Aciprensa, en sus noticias del día 9 de marzo de 2021 (https://www.aciprensa.com/noticias), menciona el caso de la niña española, Teresita Castillo de Diego, de diez años de edad, quien falleció el 7 de marzo de 2021 en Madrid, a consecuencia de un tumor cerebral que le producía fuertes dolores de cabeza. No pudo ser operada debido a complicaciones médicas. La niña había venido padeciendo durante tres años; pero, aun en medio de sus sufrimientos mantenía una profunda fe en Jesús y manifestaba su anhelo de ser misionera. En las últimas semanas de vida—según el testimonio de su madre recogido por Aciprensa—la niña estaba como “crucificada”: no podía beber agua, “las enfermeras le ponían gasas empapadas con agua en la boca. Pero al mismo tiempo, su afán de ser misionera aumentaba: ‘Quiero ser misionera’, ‘Quiero vivir con Jesús’”. La niña hizo realidad su sueño de ser misionera gracias al buen criterio pastoral del Vicario Episcopal de la Vicaría VII de la Arquidiócesis de Madrid, quien el 11 de febrero de 2021, luego de darle la unión y la comunión por el estado de extrema gravedad, le hizo entrega de la credencial y la cruz de misionera. Según el relato de la madre de la niña, Teresita ofrecía sus sufrimientos, pues pensaba que estos aprovechaban a otras personas, por los enfermos, por los sacerdotes. El sufrimiento no la doblegó, mantuvo firme su fe y la esperanza, no perdió la alegría de sentirse amada por Jesús y ser su misionera.
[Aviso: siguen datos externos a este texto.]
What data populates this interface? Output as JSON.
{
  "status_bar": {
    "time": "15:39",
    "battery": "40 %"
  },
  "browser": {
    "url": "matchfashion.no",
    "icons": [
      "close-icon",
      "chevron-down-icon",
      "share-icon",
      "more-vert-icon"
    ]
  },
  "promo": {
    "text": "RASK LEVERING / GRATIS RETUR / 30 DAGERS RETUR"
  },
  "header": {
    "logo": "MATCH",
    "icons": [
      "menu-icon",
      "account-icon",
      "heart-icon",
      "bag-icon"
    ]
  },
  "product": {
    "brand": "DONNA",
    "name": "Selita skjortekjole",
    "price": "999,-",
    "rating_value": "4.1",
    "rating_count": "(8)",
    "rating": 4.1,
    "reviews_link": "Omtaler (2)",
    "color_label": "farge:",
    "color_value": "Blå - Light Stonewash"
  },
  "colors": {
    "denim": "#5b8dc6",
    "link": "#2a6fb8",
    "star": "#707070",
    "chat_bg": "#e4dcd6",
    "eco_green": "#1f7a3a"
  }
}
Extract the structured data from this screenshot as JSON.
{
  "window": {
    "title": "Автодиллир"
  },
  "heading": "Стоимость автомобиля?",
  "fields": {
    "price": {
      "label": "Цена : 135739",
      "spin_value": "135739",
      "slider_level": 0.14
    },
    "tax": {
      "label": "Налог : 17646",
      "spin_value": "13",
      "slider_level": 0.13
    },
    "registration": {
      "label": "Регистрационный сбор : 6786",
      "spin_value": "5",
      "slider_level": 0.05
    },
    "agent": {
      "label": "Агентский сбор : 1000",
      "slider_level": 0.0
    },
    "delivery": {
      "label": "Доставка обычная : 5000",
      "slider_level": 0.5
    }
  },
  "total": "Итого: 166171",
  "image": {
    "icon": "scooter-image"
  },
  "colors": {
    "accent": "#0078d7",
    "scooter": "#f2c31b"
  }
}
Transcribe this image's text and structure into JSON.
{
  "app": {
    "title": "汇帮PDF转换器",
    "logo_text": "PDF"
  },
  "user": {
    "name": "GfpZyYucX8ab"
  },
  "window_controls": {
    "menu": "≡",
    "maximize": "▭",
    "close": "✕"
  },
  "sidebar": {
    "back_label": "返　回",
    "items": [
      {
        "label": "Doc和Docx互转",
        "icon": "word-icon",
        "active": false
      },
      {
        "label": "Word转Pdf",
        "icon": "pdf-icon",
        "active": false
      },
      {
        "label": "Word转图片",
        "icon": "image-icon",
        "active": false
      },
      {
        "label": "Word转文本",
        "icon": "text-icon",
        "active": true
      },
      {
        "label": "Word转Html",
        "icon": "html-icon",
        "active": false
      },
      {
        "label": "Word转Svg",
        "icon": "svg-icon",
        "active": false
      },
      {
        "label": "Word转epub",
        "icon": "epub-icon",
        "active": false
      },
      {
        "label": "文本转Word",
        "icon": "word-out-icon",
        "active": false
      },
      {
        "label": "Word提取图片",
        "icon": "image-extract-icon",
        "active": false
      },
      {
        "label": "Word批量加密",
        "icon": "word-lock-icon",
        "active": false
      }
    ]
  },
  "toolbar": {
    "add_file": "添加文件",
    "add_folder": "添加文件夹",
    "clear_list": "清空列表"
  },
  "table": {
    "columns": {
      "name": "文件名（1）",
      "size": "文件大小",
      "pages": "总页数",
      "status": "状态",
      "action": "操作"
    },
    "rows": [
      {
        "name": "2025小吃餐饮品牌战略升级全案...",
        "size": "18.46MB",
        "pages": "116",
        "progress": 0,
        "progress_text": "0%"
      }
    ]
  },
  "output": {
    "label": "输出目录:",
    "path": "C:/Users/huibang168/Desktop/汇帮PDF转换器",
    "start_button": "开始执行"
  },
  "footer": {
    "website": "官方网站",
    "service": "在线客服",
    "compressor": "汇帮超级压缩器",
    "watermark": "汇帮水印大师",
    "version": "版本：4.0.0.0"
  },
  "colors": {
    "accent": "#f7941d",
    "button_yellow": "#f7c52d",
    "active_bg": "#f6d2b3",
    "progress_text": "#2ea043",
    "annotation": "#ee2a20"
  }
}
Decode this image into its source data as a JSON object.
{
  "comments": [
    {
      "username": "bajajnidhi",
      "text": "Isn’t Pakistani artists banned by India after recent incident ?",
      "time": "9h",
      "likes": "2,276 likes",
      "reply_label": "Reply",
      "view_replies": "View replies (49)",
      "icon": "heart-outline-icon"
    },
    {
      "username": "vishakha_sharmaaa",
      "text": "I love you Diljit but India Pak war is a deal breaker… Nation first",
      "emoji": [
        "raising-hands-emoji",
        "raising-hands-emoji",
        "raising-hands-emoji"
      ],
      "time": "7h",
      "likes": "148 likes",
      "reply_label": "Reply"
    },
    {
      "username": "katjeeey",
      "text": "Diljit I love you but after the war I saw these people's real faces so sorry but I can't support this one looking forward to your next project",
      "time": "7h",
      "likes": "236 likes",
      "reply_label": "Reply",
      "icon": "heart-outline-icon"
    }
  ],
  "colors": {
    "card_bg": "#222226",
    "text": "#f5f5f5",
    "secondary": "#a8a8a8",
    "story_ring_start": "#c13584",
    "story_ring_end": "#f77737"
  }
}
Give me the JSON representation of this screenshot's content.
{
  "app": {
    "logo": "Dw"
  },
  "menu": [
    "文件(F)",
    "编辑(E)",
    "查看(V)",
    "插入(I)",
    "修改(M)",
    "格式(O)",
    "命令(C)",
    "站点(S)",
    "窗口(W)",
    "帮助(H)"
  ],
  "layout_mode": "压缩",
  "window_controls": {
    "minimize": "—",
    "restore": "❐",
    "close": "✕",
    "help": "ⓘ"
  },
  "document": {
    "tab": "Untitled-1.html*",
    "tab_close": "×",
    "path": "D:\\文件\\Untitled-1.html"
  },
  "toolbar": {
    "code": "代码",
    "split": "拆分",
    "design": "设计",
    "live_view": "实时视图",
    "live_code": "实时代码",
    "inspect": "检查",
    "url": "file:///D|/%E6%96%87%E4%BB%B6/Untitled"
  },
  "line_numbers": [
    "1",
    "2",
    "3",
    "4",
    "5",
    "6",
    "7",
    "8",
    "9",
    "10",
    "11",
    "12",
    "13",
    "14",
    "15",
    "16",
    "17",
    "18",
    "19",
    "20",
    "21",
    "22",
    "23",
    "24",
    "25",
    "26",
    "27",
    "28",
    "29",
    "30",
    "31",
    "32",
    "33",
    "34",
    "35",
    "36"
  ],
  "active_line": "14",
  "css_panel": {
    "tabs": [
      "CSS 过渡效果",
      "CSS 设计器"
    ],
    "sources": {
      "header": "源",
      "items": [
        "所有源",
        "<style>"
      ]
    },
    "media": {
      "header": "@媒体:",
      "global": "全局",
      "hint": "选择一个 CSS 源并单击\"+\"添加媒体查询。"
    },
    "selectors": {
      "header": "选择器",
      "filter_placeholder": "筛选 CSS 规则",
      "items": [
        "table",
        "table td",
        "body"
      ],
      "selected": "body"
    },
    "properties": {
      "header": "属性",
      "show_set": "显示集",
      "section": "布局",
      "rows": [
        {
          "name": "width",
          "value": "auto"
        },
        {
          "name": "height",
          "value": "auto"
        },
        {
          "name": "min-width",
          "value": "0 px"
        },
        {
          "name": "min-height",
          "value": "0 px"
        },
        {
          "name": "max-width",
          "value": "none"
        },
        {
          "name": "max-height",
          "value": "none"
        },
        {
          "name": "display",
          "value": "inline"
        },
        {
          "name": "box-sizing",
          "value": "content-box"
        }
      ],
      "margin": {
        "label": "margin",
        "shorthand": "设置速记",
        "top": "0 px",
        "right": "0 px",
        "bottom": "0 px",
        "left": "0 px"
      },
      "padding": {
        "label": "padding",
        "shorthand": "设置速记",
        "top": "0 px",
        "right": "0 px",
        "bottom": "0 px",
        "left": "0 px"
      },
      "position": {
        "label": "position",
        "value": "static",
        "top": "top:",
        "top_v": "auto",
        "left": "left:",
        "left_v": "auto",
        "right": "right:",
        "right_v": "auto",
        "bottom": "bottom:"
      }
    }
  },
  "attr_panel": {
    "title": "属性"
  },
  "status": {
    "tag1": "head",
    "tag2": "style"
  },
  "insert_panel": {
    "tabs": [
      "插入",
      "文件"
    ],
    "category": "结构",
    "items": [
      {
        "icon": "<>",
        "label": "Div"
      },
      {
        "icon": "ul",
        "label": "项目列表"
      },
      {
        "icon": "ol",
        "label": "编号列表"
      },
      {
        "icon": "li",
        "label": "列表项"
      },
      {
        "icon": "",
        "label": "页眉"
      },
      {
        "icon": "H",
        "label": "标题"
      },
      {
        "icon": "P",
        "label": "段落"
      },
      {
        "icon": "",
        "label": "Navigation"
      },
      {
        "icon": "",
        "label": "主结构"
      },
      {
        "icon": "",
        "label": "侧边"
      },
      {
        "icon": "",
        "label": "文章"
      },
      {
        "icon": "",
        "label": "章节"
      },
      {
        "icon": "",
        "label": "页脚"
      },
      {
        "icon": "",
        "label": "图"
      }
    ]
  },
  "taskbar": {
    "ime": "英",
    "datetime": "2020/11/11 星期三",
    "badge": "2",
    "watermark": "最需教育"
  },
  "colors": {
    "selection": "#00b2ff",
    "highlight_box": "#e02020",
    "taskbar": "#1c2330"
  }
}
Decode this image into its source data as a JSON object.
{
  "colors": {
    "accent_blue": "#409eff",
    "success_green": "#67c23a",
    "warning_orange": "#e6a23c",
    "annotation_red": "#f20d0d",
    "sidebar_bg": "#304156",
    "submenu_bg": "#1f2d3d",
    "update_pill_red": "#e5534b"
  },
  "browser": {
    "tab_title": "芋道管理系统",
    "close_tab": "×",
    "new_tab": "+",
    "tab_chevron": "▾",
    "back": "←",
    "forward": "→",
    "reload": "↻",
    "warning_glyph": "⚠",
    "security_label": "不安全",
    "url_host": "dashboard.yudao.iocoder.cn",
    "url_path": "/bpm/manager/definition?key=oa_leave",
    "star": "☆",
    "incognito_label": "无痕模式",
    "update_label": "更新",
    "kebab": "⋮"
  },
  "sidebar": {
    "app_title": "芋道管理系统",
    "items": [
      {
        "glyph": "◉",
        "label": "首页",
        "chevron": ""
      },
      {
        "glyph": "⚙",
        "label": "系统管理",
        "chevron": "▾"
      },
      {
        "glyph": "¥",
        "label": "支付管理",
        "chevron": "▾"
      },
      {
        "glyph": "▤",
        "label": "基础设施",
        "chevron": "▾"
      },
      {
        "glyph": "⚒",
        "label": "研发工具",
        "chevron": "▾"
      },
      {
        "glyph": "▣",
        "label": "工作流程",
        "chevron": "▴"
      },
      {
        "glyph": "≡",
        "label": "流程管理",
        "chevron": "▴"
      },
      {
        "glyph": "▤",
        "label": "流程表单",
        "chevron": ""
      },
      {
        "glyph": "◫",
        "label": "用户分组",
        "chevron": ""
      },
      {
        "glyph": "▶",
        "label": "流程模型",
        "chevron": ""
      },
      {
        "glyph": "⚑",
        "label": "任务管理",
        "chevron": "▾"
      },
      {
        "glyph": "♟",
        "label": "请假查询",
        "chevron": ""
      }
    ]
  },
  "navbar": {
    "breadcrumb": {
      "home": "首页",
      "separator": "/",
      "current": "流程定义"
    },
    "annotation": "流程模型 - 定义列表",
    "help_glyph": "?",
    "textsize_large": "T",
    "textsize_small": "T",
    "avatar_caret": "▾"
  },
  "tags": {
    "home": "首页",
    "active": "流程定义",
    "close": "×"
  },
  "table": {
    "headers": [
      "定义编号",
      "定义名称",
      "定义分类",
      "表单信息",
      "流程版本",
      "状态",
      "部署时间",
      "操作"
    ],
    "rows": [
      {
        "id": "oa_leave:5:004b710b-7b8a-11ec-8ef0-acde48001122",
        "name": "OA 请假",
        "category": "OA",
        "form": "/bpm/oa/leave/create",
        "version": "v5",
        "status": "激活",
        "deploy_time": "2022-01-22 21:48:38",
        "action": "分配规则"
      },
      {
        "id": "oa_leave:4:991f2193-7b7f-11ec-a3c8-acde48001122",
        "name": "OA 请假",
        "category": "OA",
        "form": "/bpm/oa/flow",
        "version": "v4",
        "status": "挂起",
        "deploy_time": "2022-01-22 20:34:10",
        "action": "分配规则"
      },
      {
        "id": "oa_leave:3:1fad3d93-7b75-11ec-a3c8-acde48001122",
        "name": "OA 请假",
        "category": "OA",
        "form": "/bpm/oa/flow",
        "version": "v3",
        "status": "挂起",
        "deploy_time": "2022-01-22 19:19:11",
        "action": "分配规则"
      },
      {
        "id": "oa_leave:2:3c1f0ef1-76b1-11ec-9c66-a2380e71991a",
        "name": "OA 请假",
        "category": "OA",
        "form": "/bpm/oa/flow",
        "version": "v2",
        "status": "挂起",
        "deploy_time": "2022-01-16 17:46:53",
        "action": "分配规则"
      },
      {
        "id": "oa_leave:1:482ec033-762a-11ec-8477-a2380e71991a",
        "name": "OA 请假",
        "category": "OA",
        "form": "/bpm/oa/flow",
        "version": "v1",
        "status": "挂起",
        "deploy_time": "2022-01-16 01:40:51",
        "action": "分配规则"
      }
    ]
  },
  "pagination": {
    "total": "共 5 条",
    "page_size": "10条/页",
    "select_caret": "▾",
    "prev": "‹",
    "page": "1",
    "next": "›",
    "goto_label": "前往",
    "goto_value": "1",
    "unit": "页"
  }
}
Este no es un caso aislado, también recordamos el caso de otra niña madrileña, María del Pilar Cimadevilla López-Dóriga (nacida el 17 de febrero de 1952 y fallecida el 6 de marzo de 1962). Esta niña, también de diez años, se convirtió en misionera sin haber dejado nunca su ciudad. En el año 2004, la Congregación para las Causas de los Santos la reconoció como Sierva de Dios. El proceso continúa y podría ser declarada santa. Según nos informa Aciprensa, a los nueve años de edad esta niña conocida como “Pilina” contrajo el linfoma de Hodgkin, una enfermedad irreversible y dolorosa que supo asumir con serenidad. Pilina formó parte de la Unión de Enfermos Misioneros, ofreciendo sus sufrimientos por las misiones. Hemos mencionado dos ejemplos de niñas que hicieron de su sufrimiento una ofrenda a Dios, desde la fe y la oración. Sin duda que hay miles de otros casos de niños y adultos que han sabido dar a sus sufrimientos un valor.

No pretendemos aquí hacer una “apología” del sufrimiento, como si fuera deseable que las personas sufran o busquen sufrir para “completar la Pasión de Cristo”, desnaturalizando totalmente el sentido de la expresión paulina “completo en mi carne lo que falta a los sufrimientos de Cristo” (Col 1, 24). El sufrimiento, para que tenga sentido, no puede estar disociado del amor y fidelidad a Dios. El mandato de Jesús no es ¡Sufran! sino ¡Ámense!

El dolor, el sufrimiento son parte de la historia humana, nos lo encontramos sin necesidad de buscarlos, nos resultan incomprensibles. San Juan Pablo II decía: “…de una forma o de otra, el sufrimiento parece ser, y lo es, casi inseparable de la existencia terrena del hombre” (Carta Apostólica Salvifici Doloris, 3). A diferencia del no creyente, el hombre de fe asume el sufrimiento y transforma su sentido. No basta con resignarse y aceptar pasivamente el sufrimiento, es necesario asumirlo uniéndonos a la Pasión de Cristo, ofreciéndolo por nosotros mismos y por la Iglesia como cuerpo de Cristo. “El hombre, al descubrir por la fe el sufrimiento redentor de Cristo, descubre al mismo tiempo en él sus propios sufrimientos, los revive mediante la fe, enriquecidos con un nuevo contenido y con un nuevo significado” (Salvifici Doloris, 20).